PLEASE try to make the marriage work FIRST. Only YOU know what will make you happy - but from PERSONAL experience - things arnt always greener on the other side. Stand your ground. NEVER let a man raise his hand to you! Hit him back!! Stupid ass! Anyways - EVERY body has problems. Try to work through them to the best of your ability. Some things are just not meant to be - but only you will know that. Just dont think that things are gonna get easier once he is gone. You have kids together - so he will ALWAYS be in your life. How will you feel if one day you have nothing and you see your (that time )ex with a new wife - and he HAS changed - and treats her like Gold. Then you realise you once had that and let it go.
Good Luck. You sound very confused.

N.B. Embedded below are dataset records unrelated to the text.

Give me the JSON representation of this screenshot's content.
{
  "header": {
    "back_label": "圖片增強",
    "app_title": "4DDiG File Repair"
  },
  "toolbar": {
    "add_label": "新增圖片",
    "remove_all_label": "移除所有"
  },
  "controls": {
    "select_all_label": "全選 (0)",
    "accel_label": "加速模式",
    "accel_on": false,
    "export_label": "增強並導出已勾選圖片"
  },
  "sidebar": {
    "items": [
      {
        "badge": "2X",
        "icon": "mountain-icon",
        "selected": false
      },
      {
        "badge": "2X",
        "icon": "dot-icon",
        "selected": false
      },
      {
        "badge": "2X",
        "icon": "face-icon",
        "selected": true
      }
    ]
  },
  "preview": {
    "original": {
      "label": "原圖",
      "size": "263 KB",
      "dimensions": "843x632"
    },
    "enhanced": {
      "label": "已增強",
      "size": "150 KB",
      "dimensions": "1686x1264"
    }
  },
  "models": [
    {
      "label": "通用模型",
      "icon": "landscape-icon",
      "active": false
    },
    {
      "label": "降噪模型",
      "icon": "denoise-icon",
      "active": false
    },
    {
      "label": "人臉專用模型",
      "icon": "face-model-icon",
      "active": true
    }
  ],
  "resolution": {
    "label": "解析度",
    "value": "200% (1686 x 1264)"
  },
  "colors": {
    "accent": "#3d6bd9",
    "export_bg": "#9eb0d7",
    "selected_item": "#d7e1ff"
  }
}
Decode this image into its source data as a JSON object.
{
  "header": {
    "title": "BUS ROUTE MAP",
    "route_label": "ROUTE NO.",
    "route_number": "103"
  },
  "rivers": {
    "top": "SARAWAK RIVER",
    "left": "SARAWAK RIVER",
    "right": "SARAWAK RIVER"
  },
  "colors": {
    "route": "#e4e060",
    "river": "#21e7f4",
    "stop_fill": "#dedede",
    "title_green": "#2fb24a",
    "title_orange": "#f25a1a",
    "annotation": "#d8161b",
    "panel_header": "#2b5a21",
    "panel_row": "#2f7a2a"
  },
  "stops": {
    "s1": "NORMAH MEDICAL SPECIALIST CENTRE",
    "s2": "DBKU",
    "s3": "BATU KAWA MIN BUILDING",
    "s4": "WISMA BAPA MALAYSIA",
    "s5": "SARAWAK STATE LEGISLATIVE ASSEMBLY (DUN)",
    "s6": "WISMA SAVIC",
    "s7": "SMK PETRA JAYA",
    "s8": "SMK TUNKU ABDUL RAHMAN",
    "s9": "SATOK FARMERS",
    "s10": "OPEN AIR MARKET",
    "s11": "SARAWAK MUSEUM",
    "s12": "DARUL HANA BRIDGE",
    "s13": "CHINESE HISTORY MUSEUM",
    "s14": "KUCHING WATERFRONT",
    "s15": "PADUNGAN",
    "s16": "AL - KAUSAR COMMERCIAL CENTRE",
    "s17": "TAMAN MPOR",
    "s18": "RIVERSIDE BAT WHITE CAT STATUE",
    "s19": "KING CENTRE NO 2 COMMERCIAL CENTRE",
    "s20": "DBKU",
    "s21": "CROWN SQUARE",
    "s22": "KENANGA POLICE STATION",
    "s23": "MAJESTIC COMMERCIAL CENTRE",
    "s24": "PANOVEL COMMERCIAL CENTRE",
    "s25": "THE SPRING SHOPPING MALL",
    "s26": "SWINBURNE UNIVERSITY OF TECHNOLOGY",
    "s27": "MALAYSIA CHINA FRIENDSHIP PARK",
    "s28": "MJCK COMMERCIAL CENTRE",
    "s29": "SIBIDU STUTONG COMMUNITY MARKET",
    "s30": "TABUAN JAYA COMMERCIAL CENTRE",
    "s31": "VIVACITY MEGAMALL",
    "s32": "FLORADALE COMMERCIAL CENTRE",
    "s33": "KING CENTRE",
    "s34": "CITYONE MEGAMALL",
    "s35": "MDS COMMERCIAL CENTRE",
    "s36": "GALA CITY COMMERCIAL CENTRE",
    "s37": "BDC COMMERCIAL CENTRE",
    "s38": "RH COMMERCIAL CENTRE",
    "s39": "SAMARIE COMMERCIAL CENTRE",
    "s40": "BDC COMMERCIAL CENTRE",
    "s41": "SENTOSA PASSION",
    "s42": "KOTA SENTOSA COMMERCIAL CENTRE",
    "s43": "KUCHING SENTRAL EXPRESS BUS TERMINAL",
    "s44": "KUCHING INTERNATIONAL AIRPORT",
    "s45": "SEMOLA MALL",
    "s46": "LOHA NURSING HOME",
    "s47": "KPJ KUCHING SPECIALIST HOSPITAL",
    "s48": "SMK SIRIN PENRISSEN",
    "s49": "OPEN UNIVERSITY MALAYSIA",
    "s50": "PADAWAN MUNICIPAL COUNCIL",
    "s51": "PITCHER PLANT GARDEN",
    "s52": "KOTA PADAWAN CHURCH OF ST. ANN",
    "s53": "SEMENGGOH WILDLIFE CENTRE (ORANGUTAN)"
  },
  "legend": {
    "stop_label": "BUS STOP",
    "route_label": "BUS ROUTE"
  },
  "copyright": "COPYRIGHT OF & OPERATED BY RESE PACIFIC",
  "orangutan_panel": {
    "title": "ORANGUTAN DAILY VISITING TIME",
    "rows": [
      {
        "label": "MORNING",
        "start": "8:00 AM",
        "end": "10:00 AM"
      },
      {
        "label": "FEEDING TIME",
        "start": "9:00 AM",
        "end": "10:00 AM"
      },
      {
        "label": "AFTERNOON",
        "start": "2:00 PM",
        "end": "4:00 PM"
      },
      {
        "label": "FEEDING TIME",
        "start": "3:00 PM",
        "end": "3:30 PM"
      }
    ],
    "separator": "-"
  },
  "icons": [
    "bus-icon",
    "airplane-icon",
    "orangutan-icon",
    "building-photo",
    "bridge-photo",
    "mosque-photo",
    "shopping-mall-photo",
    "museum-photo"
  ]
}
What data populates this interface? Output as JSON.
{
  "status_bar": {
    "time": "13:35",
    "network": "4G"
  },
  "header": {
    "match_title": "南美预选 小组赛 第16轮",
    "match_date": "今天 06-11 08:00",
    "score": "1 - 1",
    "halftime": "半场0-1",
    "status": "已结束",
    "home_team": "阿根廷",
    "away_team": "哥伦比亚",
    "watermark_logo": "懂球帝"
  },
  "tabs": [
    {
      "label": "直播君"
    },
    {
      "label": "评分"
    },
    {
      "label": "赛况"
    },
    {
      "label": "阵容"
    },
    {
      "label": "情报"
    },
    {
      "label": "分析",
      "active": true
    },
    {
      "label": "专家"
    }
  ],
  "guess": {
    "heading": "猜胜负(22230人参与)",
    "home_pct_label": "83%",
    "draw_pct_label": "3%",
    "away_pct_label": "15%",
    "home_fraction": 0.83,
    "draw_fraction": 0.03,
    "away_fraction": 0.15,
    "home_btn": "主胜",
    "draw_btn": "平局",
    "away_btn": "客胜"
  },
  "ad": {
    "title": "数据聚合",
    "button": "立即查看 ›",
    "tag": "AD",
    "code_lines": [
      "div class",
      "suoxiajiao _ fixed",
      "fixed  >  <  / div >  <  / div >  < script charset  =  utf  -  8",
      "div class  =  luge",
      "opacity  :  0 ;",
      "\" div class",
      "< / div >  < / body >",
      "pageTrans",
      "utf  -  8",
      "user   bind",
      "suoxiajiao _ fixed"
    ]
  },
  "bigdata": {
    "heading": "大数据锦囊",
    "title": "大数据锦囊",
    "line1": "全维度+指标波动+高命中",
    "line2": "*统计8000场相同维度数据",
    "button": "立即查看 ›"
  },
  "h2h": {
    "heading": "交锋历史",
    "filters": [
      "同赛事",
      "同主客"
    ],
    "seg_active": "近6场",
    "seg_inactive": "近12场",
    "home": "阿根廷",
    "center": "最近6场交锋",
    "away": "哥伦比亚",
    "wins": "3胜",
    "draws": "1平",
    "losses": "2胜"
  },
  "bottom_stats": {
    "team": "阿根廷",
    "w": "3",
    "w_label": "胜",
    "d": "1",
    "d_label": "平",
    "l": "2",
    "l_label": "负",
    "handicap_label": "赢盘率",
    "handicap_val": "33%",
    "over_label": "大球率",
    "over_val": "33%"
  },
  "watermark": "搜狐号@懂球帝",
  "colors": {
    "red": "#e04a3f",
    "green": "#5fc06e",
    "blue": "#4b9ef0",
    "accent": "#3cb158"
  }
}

As long as you still love him, there is a flicker of hope!

Reply to Dalila
Posted by: anon | 2010-06-04


Please first try everything before ending your marriage.Go for counselling or see a pastor or somebody.Nobody wins from a divorce only the devil.In the mean time try to do things to make your husband feel secure even though you know you are not doing anything wrong to be treated this way.You mentioned how much you love him and i believe that love conqours all.Your husband should also WANT to change his behaviour otherwise you trying will be in vain.But there is always hope.